Jesse Davidson

Everyday, I prepare my armor to face what’s coming. I can’t have any gaps in my chainmail. 

When conditions are ideal, like venturing outside when the air is perfect, everything is in balance. I wake up and perform maintenance: Prayer, hygiene, meditation, stretching and journaling. Then, I ingest some sort of egg creation with meat accompaniment. I brew a pot of creativity juice, black, unsweetened and preferably a dark roast. It’s bitter and potent for a higher creative yield. Then, I’m finally ready to face the unknown. Either it’s the radical chaos hurled forth by the world or, preferably, the positive unknown of picking up the instrument.  

“Blank paper, the curse of the writing class” is one of the most valuable Hunter S. Thompson quotes I may have recited ad nauseam for you, poor reader. However, it remains a constant summation of life for me.

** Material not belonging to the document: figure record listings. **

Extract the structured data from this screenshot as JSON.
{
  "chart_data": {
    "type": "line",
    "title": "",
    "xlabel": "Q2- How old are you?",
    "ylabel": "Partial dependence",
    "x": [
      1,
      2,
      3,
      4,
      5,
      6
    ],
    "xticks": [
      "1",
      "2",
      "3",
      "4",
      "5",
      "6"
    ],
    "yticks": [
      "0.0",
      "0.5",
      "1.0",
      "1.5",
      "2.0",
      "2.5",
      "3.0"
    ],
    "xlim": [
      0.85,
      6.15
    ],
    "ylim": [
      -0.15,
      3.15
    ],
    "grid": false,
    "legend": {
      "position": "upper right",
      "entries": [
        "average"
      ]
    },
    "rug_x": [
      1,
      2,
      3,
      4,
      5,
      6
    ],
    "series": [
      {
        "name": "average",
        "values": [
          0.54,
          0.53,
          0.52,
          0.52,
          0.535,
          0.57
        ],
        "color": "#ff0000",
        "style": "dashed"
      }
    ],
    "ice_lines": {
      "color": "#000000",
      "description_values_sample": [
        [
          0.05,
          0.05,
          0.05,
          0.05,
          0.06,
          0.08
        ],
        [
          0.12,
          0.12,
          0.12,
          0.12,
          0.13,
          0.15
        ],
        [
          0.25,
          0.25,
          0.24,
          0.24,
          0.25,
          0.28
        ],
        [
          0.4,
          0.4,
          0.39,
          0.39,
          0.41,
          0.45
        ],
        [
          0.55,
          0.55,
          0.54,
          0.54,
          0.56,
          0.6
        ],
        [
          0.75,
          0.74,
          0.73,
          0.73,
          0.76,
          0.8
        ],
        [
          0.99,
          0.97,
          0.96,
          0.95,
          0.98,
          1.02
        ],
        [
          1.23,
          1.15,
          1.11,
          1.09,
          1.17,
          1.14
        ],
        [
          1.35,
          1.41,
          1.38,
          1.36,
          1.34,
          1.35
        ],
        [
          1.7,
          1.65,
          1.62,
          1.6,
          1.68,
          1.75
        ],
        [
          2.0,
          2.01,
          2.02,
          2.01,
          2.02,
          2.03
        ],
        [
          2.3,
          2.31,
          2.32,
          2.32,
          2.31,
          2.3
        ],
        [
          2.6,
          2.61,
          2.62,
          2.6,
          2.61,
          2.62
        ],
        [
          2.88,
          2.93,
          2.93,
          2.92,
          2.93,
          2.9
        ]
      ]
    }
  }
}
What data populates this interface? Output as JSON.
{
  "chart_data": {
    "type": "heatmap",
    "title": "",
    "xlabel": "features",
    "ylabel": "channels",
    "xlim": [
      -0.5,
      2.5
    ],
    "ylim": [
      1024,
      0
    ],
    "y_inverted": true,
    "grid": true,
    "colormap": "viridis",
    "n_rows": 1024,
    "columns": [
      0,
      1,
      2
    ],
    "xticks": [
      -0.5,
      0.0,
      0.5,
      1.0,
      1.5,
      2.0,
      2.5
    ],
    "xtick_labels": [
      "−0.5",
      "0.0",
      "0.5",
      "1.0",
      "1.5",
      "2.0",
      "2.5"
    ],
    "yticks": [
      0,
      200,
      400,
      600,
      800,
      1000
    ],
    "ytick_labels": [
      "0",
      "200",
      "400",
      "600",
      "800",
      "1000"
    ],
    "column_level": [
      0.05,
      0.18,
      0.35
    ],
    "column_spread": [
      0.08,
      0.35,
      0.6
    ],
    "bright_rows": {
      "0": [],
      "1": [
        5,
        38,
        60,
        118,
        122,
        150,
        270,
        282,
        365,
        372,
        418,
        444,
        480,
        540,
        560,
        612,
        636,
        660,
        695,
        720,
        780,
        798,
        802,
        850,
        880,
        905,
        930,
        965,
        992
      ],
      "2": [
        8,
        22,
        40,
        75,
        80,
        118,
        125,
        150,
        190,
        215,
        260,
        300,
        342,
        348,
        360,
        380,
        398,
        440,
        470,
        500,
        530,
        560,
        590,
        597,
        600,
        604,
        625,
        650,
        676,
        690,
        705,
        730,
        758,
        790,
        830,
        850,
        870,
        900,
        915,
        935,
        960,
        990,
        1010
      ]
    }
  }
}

The curse isn’t and shouldn’t be a burden — whatever the blank paper may be in one’s life. For many years, this was not my feeling. In fact, this year has been the unsuspected cocoon to eventually begin the next stage of life. 

For nine months I was trapped in there with no way out — or so I thought. Before this, my mind was a speeding car on a foggy highway at night. At any time, I could see whips of it forming, pierced by my headlights, I’d jam on the accelerator, afraid of slowing down. 

Slowing down means not arriving at the destination. Once the car delivers it’s passenger, it’s too late. The store is closed. Eventually, it’s always closing and you are always speeding. It’s hard to see through the fog, but this had to have started somewhere mid- to end of college. Love and fear often live hand in hand. Due to the incredible love I have for creativity, there was an equally growing fear to succeed, confused with hunger.

Without complaint, there’s the initial famine period everyone must enter. The inevitable beginning period where one is starved financially, dutifully, creatively or all of the above. 

Then, there is a transition. Work picks up enough to just make ends meet. The diameter of your social circle becomes wider. The carrot on the end of the stick grows. It’s the stick you will be whupped with if unable to reach the carrot, also grows. Strike while the iron is hot. Make hay while the sun shines. 

It was easy to mistake fear for drive. They both give you the same spring to get out of bed the way a crazed jackrabbit darts across a busy road. However, drive only moves forward and fear only slows down. It came to me that I was only honing craft for fear of not missing an exit and not arriving at my destination. 

There was fear of making up for lost practice time. Once society was locked down, it was like being dropped into a molasses jar made of fun house mirrors. The will to move forward and progress in my creativity felt impossible. 

So, you may be asking yourself, what in God’s name does this blather have to do with Christmas? Why has this long haired, lanky freak thrown 794 words of bah-humbug back in my face? 

Well, it wasn’t until the week of Christmas that I had been gifted an epiphany. It’s not about me. It’s about service: My musical endeavors, writing, maintaining relationships, health, community. I am of service to all of these elements. Ultimately putting in the maintenance and care those need, they will serve you without forcing a garden to grow quickly. When the maintenance is done, the work can begin. When the work is happening, I am happening. When I’m happening, anything is possible. I’m grateful I didn’t try to leave the cocoon before I earned the wings. Fear only slows you down. 

In some warped Charlie Brown type of way, this is what Christmas is all about — not worrying or complaining about what you can receive but what you can give. 

How can you contribute? How can you do your best when no one is looking? How can you make someone’s day because it’s the right thing to do? 

So, along with the hand-me-down PlayStation at age 10 and the first knock-off guitar at 12, this perspective is by far the greatest gift I have ever received. 

My family is healthy. I am healthy. I am alive. I am alert. I’m able to pick up the pen, plug in the guitar and do the work. What else could I possibly ask for?

Today, I woke up, performed my maintenance and stared down the blank paper. The fear is gone and what’s left is the reflection of an old friend. I smile and then begin to type.